Encapsulation, Black Box

Many classes nearly every class of VCMI have all methods and data members public. I think it would be much better to encapsulate things which let’s say the user have nothing to know about. Things get easier, bugs can be avoided and development gets faster. Unauthorized access to data members or setting false and inappropriate values to class variables can be forbidden. If you need nevertheless access to private members in rare cases then you can release that members to any class with the friend keyword.

I think it would be nice to introduce/integrate encapsulation incrementelly to VCMI sources. What’s your opinion about that?

PS: As a newbie VCMI developer should I program things “open” or let’s say how the normal way with encapsulation?

Encapsulation is a risky topic… I can’t remember even one bug caused by lack of encapsulation. But don’t get me wrong, I have nothing against encapsulation as long as it’s something more than changing direct access to fields to setters/getters that check nothing. Good encapsulation could be helpful for new developers, so if you see a field that shouldn’t be public, feel free to make it private.

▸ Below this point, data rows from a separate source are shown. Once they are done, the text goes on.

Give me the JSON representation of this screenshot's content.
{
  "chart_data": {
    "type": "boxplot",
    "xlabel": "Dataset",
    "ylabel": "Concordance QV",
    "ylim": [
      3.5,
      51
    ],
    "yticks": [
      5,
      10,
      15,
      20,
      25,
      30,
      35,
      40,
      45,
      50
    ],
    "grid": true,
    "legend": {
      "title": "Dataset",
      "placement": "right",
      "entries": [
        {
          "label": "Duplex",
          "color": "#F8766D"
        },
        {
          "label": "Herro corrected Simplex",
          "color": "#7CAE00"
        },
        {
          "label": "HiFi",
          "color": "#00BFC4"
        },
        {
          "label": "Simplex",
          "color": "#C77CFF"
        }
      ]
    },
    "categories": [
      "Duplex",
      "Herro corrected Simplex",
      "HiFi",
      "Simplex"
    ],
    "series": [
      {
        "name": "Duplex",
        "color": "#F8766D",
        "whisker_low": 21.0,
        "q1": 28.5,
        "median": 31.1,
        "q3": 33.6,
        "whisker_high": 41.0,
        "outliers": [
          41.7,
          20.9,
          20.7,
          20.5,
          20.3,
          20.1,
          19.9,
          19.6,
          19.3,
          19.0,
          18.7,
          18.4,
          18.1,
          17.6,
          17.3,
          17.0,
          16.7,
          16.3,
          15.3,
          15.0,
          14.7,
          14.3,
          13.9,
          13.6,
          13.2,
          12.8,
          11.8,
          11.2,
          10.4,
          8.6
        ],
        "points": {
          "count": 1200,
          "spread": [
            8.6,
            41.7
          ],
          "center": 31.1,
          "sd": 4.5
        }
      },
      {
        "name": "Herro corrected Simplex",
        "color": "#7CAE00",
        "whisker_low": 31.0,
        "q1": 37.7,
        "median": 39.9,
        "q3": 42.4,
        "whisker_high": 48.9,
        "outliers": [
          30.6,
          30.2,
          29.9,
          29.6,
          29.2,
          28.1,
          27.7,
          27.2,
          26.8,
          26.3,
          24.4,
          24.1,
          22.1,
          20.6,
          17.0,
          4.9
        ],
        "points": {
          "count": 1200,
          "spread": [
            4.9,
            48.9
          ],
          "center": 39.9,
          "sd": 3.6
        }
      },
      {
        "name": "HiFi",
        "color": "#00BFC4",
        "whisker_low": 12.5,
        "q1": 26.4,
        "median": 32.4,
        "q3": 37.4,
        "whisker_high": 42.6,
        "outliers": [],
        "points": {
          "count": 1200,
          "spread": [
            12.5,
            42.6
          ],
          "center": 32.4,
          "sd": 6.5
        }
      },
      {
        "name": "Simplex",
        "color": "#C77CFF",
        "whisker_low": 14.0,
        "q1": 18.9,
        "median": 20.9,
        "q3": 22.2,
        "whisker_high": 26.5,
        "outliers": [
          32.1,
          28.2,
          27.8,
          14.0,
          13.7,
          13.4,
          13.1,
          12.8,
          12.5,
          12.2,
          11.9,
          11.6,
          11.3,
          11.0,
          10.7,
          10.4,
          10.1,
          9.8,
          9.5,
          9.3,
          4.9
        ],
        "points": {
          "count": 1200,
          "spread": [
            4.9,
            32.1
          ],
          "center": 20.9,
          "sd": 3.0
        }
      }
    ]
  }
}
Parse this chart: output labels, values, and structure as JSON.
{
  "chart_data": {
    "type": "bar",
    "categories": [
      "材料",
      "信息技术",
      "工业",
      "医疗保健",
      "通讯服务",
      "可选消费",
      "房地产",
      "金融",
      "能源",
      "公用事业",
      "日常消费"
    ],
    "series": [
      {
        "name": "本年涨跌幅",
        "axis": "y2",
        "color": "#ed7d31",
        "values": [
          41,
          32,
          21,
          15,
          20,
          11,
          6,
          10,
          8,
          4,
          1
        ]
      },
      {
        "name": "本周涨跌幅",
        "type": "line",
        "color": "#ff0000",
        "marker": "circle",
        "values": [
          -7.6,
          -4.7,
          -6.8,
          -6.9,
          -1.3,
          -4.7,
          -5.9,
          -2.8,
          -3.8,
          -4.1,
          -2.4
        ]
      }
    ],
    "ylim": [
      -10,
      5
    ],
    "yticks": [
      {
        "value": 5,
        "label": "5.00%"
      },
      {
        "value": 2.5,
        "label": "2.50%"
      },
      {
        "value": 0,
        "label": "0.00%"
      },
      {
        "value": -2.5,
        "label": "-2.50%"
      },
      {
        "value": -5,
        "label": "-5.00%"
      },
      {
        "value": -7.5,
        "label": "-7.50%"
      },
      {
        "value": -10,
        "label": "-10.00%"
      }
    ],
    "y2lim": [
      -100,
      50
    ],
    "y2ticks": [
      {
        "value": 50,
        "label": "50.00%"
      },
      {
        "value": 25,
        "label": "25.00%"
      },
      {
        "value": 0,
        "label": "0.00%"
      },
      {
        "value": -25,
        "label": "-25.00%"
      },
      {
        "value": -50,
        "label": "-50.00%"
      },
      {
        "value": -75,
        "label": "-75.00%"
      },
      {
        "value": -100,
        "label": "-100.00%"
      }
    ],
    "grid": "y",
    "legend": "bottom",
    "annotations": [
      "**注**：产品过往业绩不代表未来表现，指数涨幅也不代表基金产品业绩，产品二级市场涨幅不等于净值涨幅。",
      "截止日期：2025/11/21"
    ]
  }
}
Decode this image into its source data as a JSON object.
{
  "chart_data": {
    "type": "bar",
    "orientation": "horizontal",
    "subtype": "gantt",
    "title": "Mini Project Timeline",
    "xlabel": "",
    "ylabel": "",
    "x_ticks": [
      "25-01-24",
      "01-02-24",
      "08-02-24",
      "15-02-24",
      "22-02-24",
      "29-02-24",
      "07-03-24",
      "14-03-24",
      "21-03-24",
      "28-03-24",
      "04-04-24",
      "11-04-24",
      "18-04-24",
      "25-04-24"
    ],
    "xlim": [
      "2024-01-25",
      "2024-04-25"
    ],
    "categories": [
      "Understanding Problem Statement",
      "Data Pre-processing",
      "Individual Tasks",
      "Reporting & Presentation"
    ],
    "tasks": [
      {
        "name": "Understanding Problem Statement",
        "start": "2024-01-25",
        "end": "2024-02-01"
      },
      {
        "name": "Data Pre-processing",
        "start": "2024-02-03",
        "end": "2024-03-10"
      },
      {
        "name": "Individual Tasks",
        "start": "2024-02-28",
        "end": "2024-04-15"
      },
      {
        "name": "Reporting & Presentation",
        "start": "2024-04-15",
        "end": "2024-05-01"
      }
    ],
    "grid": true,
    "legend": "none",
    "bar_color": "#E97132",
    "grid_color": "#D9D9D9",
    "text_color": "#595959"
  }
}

You’re right encapsulation is an controversial issue where there are the ones who think that it’s the most useless programmer’s tool on earth and on the other side there are the ultimate encapsulation lover’s. I think if you use that programmer’s technique wisely then it’s a way to reduce complexity. Public methods should be written on top of the class declaration, so that’s it’s clear what functionality this class does share. As you said, good encapsulation helps new developers to understand better the source code and how(!) it should be used to avoid bugs.

If encapsulation gets to that point that it’s just used for getters and setters then it’s bad. A module or a class should reveal as little as possible about it’s inner working at all. Encapsulation can also help to get things more modularized. A good class should have few relations to other classes. Minimal connectedness minimizes work during integration, testing and maintenance.

I think less encapsulation is better than over-using it. A good class hierarchy and method design is far more important. I just wanted to know what’s the reason why mostly everything in VCMI is public. Now it’s clear.